Im Auftrag der BG Bau erstattete K1 das Zusammenhanggutachten vom 21. März 2012. Er ging von einer „Maximalrotation“ des Kopfes aus. Der Kläger leide seit dem Unfall an Schmerzen bei Bewegungen von Kopf und HWS, insbesondere bei Über-Kopf-Arbeiten, weswegen er auf die Einnahme von Ibuprofen angewiesen sei. Diese Beschwerden seien wesentlich durch den Unfall bedingt, auch wenn die bildgebenden und histologischen Befunde im März 2011 keine Unterscheidung zwischen „primärer“ und „sekundärer“ Degeneration des Bandscheibengewebes mehr zuließen. Der Kläger sei bis November 2011 unfallbedingt arbeitsunfähig gewesen. Die Minderung der Erwerbsfähigkeit (MdE) werde für noch ein Jahr (bis März 2013) 20 vH betragen, danach sei von einer MdE um 10 vH auszugehen.
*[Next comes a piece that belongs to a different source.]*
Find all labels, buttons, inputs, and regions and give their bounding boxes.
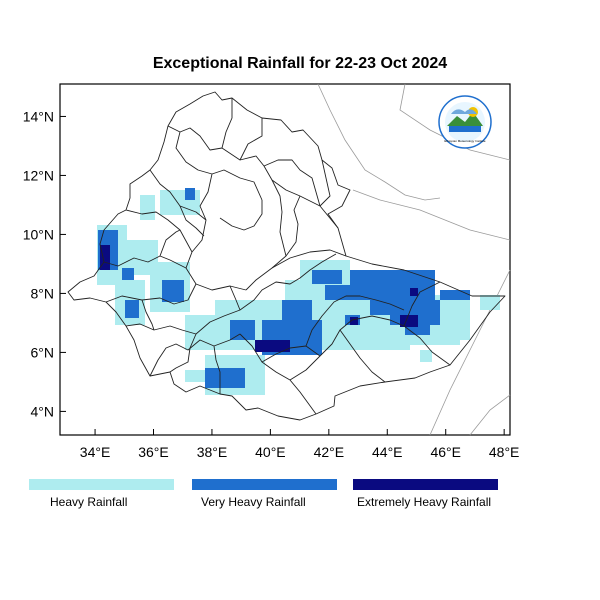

Nachdem Beratungsarzt S1 einen Zusammenhang wegen des zeitlichen Abstands und des histologischen Befundes für nicht nachvollziehbar hielt, bekräftigte K1 am 21. August 2012 seine Einschätzung. M2 habe in seinem „Bericht vom 18. Februar 2011“ bestätigt, dass der Kläger die Beschwerden durchgehend seit dem Unfall beklagt habe. Dass der histologische Befund degenerative Vorschäden zeige, liege an dem langen Abstand zwischen Trauma und Entnahme des Bandscheibenmaterials.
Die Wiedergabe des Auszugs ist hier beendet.